New Human Rights Policy Doubles Down on Ixtaca’s BenefitsBy Cas Biekmann | Wed, 08/25/2021 - 16:15
You can watch the video of this presentation here.
Through its Mexican subsidiary Minera Gorrión, Canada’s Almaden Minerals, owned a multimillion-ounce flagship deposit in Puebla and needed an environmental permit to begin operations, nevertheless such permit was denied in 2020. As a result, the company today is doubling down on its social and environmental benefits with a new human rights-focused policy.
The Ixtaca Gold Silver deposit is one of the most noteworthy Mexican discoveries in recent history. According to Almaden, the deposit hosts a proven and probable reserve of 1.38Moz of gold and 85.1Moz of silver. Drilling has revealed 73.1 million tons grading 0.59 g/t Au and 36.3 g/t Ag. Through further drilling programs and exploration, Ixtaca could be increased much further. The project would provide plenty of jobs as well: 75 local working positions, plus 600 jobs for the construction stage and 420 for its development. For a small municipality like Ixtacamaxtitlán, migration to find employment would be one of the only other options.
Despite the project’s promise, it has run into issues on the regulatory front by having its Environmental Impact Statement (MIA) rejected by SEMARNAT and a judicial suspension, called an amparo in the Mexican context, which contested the concession. Almaden previously sought to alter its concession to a new model, which would not include the ejidos that instigated the amparo since the operation would not reach their land. To address these issues, Almaden is doubling down with a human rights policy. “Even though this concerns an environmental permit, the issue we need to address is one with the community. Inspiring confidence in the operation from the community is key,” said Daniel Santamaria, VP Mexico of Almaden Minerals.
“We have more than 20 uninterrupted years of responsible mining exploration.

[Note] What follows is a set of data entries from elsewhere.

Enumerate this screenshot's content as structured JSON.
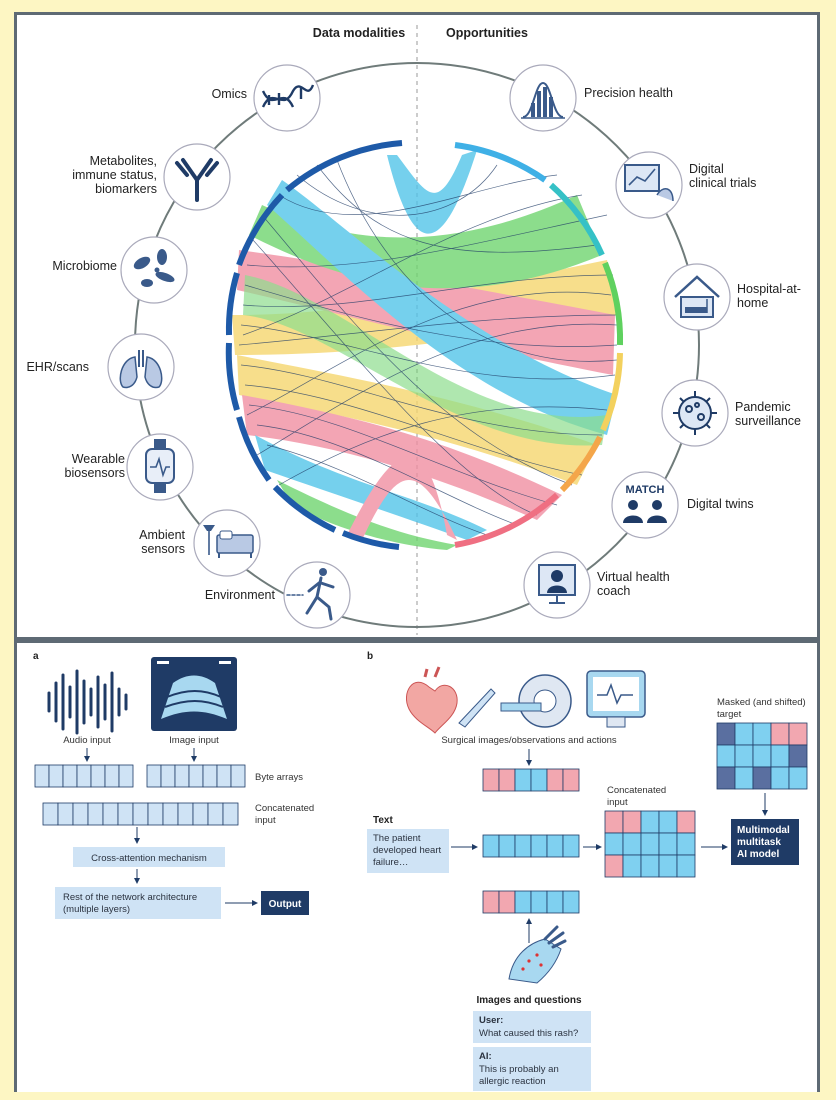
{
  "top": {
    "left_header": "Data modalities",
    "right_header": "Opportunities",
    "modalities": [
      {
        "label_lines": [
          "Omics"
        ],
        "icon": "dna-icon"
      },
      {
        "label_lines": [
          "Metabolites,",
          "immune status,",
          "biomarkers"
        ],
        "icon": "antibody-icon"
      },
      {
        "label_lines": [
          "Microbiome"
        ],
        "icon": "microbe-icon"
      },
      {
        "label_lines": [
          "EHR/scans"
        ],
        "icon": "lungs-icon"
      },
      {
        "label_lines": [
          "Wearable",
          "biosensors"
        ],
        "icon": "smartwatch-icon"
      },
      {
        "label_lines": [
          "Ambient",
          "sensors"
        ],
        "icon": "bed-lamp-icon"
      },
      {
        "label_lines": [
          "Environment"
        ],
        "icon": "runner-icon"
      }
    ],
    "opportunities": [
      {
        "label_lines": [
          "Precision health"
        ],
        "icon": "bell-curve-icon"
      },
      {
        "label_lines": [
          "Digital",
          "clinical trials"
        ],
        "icon": "monitor-hand-icon"
      },
      {
        "label_lines": [
          "Hospital-at-",
          "home"
        ],
        "icon": "house-bed-icon"
      },
      {
        "label_lines": [
          "Pandemic",
          "surveillance"
        ],
        "icon": "virus-icon"
      },
      {
        "label_lines": [
          "Digital twins"
        ],
        "icon": "twins-icon",
        "icon_text": "MATCH"
      },
      {
        "label_lines": [
          "Virtual health",
          "coach"
        ],
        "icon": "video-doctor-icon"
      }
    ]
  },
  "panel_a": {
    "letter": "a",
    "audio_label": "Audio input",
    "image_label": "Image input",
    "byte_arrays": "Byte arrays",
    "concat_label_lines": [
      "Concatenated",
      "input"
    ],
    "cross_attention": "Cross-attention mechanism",
    "rest_lines": [
      "Rest of the network architecture",
      "(multiple layers)"
    ],
    "output": "Output"
  },
  "panel_b": {
    "letter": "b",
    "surgical_caption": "Surgical images/observations and actions",
    "text_heading": "Text",
    "text_box_lines": [
      "The patient",
      "developed heart",
      "failure…"
    ],
    "concat_label_lines": [
      "Concatenated",
      "input"
    ],
    "masked_label_lines": [
      "Masked (and shifted)",
      "target"
    ],
    "model_lines": [
      "Multimodal",
      "multitask",
      "AI model"
    ],
    "images_questions": "Images and questions",
    "user_label": "User:",
    "user_text": "What caused this rash?",
    "ai_label": "AI:",
    "ai_text_lines": [
      "This is probably an",
      "allergic reaction"
    ]
  },
  "colors": {
    "navy": "#1f3b66",
    "dark_blue_arc": "#1e5aa8",
    "cyan": "#4fc3e8",
    "pink": "#f08ca0",
    "green": "#6dd46d",
    "yellow": "#f5d66b",
    "box_blue": "#cfe3f5"
  }
}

The basic values of our company are inclusion and human rights,” Santamaria continued, stressing that such a policy was already a core part of the operations but that the company nonetheless felt the need to double down.
“Almaden has a demonstrable and long-standing commitment to conducting its business in a manner which promotes the quality of life of local people. However, as the Ixtaca project advances , so does its potential to impact human rights both directly and indirectly. This policy reflects the importance of these matters to Almaden, and reiterates the priority we place on human rights when it comes to project design and operation throughout the life cycle of the project and beyond, with the intent that only positive impacts occur,” said Duane Poliquin, Chairman of Almaden Mineral in a statement.

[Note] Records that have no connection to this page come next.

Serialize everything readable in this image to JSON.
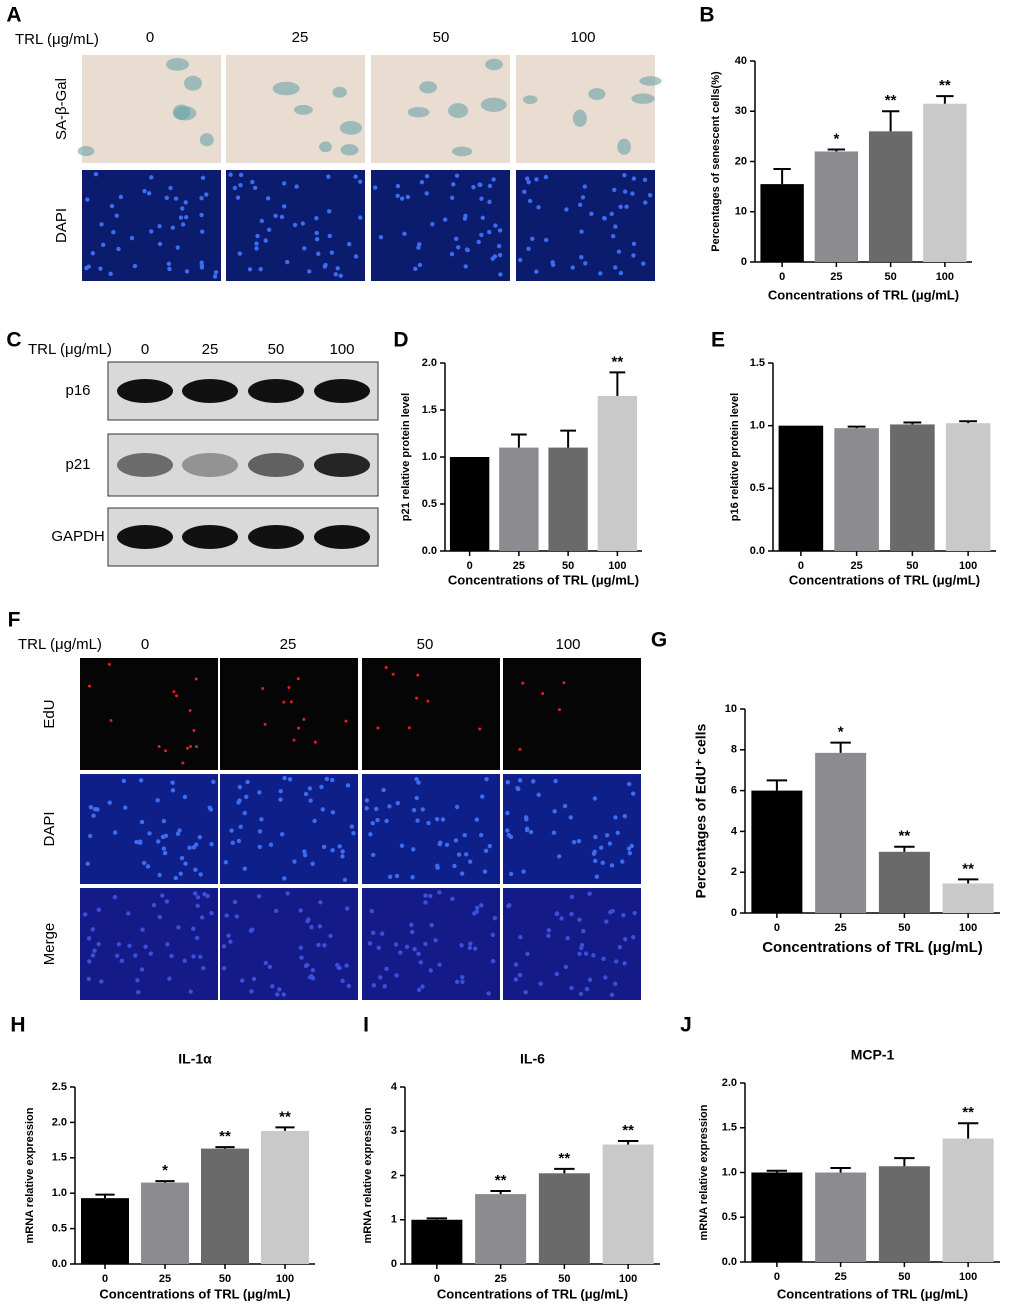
{
  "chart_data": [
    {
      "type": "bar",
      "panel_label": "B",
      "categories": [
        "0",
        "25",
        "50",
        "100"
      ],
      "values": [
        15.5,
        22,
        26,
        31.5
      ],
      "errors": [
        3,
        0.4,
        4,
        1.5
      ],
      "annotations": [
        null,
        "*",
        "**",
        "**"
      ],
      "colors": [
        "#000000",
        "#8c8c90",
        "#6a6a6a",
        "#c9c9c9"
      ],
      "xlabel": "Concentrations of TRL (μg/mL)",
      "ylabel": "Percentages of senescent cells(%)",
      "ylim": [
        0,
        40
      ],
      "yticks": [
        0,
        10,
        20,
        30,
        40
      ]
    },
    {
      "type": "bar",
      "panel_label": "D",
      "categories": [
        "0",
        "25",
        "50",
        "100"
      ],
      "values": [
        1.0,
        1.1,
        1.1,
        1.65
      ],
      "errors": [
        null,
        0.14,
        0.18,
        0.25
      ],
      "annotations": [
        null,
        null,
        null,
        "**"
      ],
      "colors": [
        "#000000",
        "#8c8c90",
        "#6a6a6a",
        "#c9c9c9"
      ],
      "xlabel": "Concentrations of TRL (μg/mL)",
      "ylabel": "p21 relative protein level",
      "ylim": [
        0,
        2
      ],
      "yticks": [
        {
          "value": 0,
          "label": "0.0"
        },
        0.5,
        {
          "value": 1,
          "label": "1.0"
        },
        1.5,
        {
          "value": 2,
          "label": "2.0"
        }
      ]
    },
    {
      "type": "bar",
      "panel_label": "E",
      "categories": [
        "0",
        "25",
        "50",
        "100"
      ],
      "values": [
        1.0,
        0.98,
        1.01,
        1.02
      ],
      "errors": [
        null,
        0.012,
        0.015,
        0.015
      ],
      "annotations": [
        null,
        null,
        null,
        null
      ],
      "colors": [
        "#000000",
        "#8c8c90",
        "#6a6a6a",
        "#c9c9c9"
      ],
      "xlabel": "Concentrations of TRL (μg/mL)",
      "ylabel": "p16 relative protein level",
      "ylim": [
        0,
        1.5
      ],
      "yticks": [
        {
          "value": 0,
          "label": "0.0"
        },
        0.5,
        {
          "value": 1,
          "label": "1.0"
        },
        1.5
      ]
    },
    {
      "type": "bar",
      "panel_label": "G",
      "categories": [
        "0",
        "25",
        "50",
        "100"
      ],
      "values": [
        6.0,
        7.85,
        3.0,
        1.45
      ],
      "errors": [
        0.5,
        0.5,
        0.25,
        0.2
      ],
      "annotations": [
        null,
        "*",
        "**",
        "**"
      ],
      "colors": [
        "#000000",
        "#8c8c90",
        "#6a6a6a",
        "#c9c9c9"
      ],
      "xlabel": "Concentrations of TRL (μg/mL)",
      "ylabel": "Percentages of EdU⁺ cells",
      "ylim": [
        0,
        10
      ],
      "yticks": [
        0,
        2,
        4,
        6,
        8,
        10
      ]
    },
    {
      "type": "bar",
      "panel_label": "H",
      "title": "IL-1α",
      "categories": [
        "0",
        "25",
        "50",
        "100"
      ],
      "values": [
        0.93,
        1.15,
        1.63,
        1.88
      ],
      "errors": [
        0.05,
        0.02,
        0.02,
        0.05
      ],
      "annotations": [
        null,
        "*",
        "**",
        "**"
      ],
      "colors": [
        "#000000",
        "#8c8c90",
        "#6a6a6a",
        "#c9c9c9"
      ],
      "xlabel": "Concentrations of TRL (μg/mL)",
      "ylabel": "mRNA relative expression",
      "ylim": [
        0,
        2.5
      ],
      "yticks": [
        {
          "value": 0,
          "label": "0.0"
        },
        0.5,
        {
          "value": 1,
          "label": "1.0"
        },
        1.5,
        {
          "value": 2,
          "label": "2.0"
        },
        2.5
      ]
    },
    {
      "type": "bar",
      "panel_label": "I",
      "title": "IL-6",
      "categories": [
        "0",
        "25",
        "50",
        "100"
      ],
      "values": [
        1.0,
        1.58,
        2.05,
        2.7
      ],
      "errors": [
        0.03,
        0.07,
        0.1,
        0.08
      ],
      "annotations": [
        null,
        "**",
        "**",
        "**"
      ],
      "colors": [
        "#000000",
        "#8c8c90",
        "#6a6a6a",
        "#c9c9c9"
      ],
      "xlabel": "Concentrations of TRL (μg/mL)",
      "ylabel": "mRNA relative expression",
      "ylim": [
        0,
        4
      ],
      "yticks": [
        0,
        1,
        2,
        3,
        4
      ]
    },
    {
      "type": "bar",
      "panel_label": "J",
      "title": "MCP-1",
      "categories": [
        "0",
        "25",
        "50",
        "100"
      ],
      "values": [
        1.0,
        1.0,
        1.07,
        1.38
      ],
      "errors": [
        0.02,
        0.05,
        0.09,
        0.17
      ],
      "annotations": [
        null,
        null,
        null,
        "**"
      ],
      "colors": [
        "#000000",
        "#8c8c90",
        "#6a6a6a",
        "#c9c9c9"
      ],
      "xlabel": "Concentrations of TRL (μg/mL)",
      "ylabel": "mRNA relative expression",
      "ylim": [
        0,
        2
      ],
      "yticks": [
        {
          "value": 0,
          "label": "0.0"
        },
        0.5,
        {
          "value": 1,
          "label": "1.0"
        },
        1.5,
        {
          "value": 2,
          "label": "2.0"
        }
      ]
    }
  ],
  "image_panels": [
    {
      "panel_label": "A",
      "condition_label": "TRL (μg/mL)",
      "columns": [
        "0",
        "25",
        "50",
        "100"
      ],
      "rows": [
        "SA-β-Gal",
        "DAPI"
      ]
    },
    {
      "panel_label": "C",
      "condition_label": "TRL (μg/mL)",
      "columns": [
        "0",
        "25",
        "50",
        "100"
      ],
      "rows": [
        "p16",
        "p21",
        "GAPDH"
      ]
    },
    {
      "panel_label": "F",
      "condition_label": "TRL (μg/mL)",
      "columns": [
        "0",
        "25",
        "50",
        "100"
      ],
      "rows": [
        "EdU",
        "DAPI",
        "Merge"
      ]
    }
  ]
}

As part of the human rights-based focus, the mining company seeks to address its social license. “At Almaden, we firmly believe that permanent social licenses do not really exist. They must be earned and nurtured every single day, working together with local communities, government institutions, media and other relevant stakeholders,” Santamaria told MBN earlier this year.

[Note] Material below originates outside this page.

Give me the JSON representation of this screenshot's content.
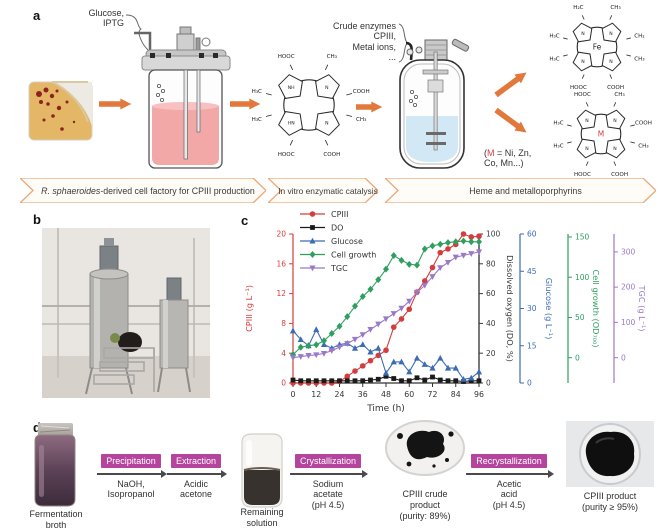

A strong focus on communication is crucial to challenge misconceptions and change the perception of the mine to one that is closer to reality. Through education, Almaden hopes to improve the collective knowledge of mining and its effects. “People might have the perception that a mine is going to destroy their land and damage their water supply. However, the reality today is that modern mining standards require numerous safeguards, state-of-the-art engineering and water-management protocols to monitor and prevent that from happening. The goal is actually to improve water quality in the area if possible. Our social management program includes tools so that stakeholders and communities can verify that water sources have been protected,” he said. Providing access to medical facilities in the fight against COVID-19 and to improve local healthcare has been another important issue for Almaden, as well as reforestation and sustainability education projects.
Ixtaca is considered a “vanguard” project when it comes to ESG criteria, said Santamaria. The water needed to operate will also benefit the surrounding communities. Almaden furthermore aims to leave this infrastructure for the community’s benefit after it stops operating there. The mine does not further endanger any wildlife or affect archeological sites. The project allows for dry tailings storage, so it does not need a potentially dangerous tailings dam. Because the zone’s geology is favorable, Almaden says it will be able to restore the previous environmental conditions in the area after the mine’s life cycle. An artificial lake and backfilling will make this a possibility.
Cooperation and participation will be the core of the new approach. “We should not focus our actions on what is ‘owed’. We should focus on shared values and benefits on all levels of the operation,” said Santamaria. In this regard, Almaden has facilitated meetings with over 20,000 locals in an open-door policy. Locals, academic institutions, media and NGOs alike are allowed to visit the operation whenever they please so that the company can explain to them how it functions. Santamaria emphasizes that despite the negation of the MIA, authorities have never made use of this possibility.
For the company, it is now key to continue its social integration and contribution to nearby communities. Santamaria says Almaden will amplify its efforts to spread the benefits of Ixtaca to local communities. By fostering a greater social cohesion, conflicts can be avoided. Then, the company will prepare a new MIA, which will include its recent efforts on the ESG front. “We need greater support from governments and environmental authorities to continue with our projects. Almaden Minerals has ESG in its DNA and we want to prove it,” Santamaria concluded.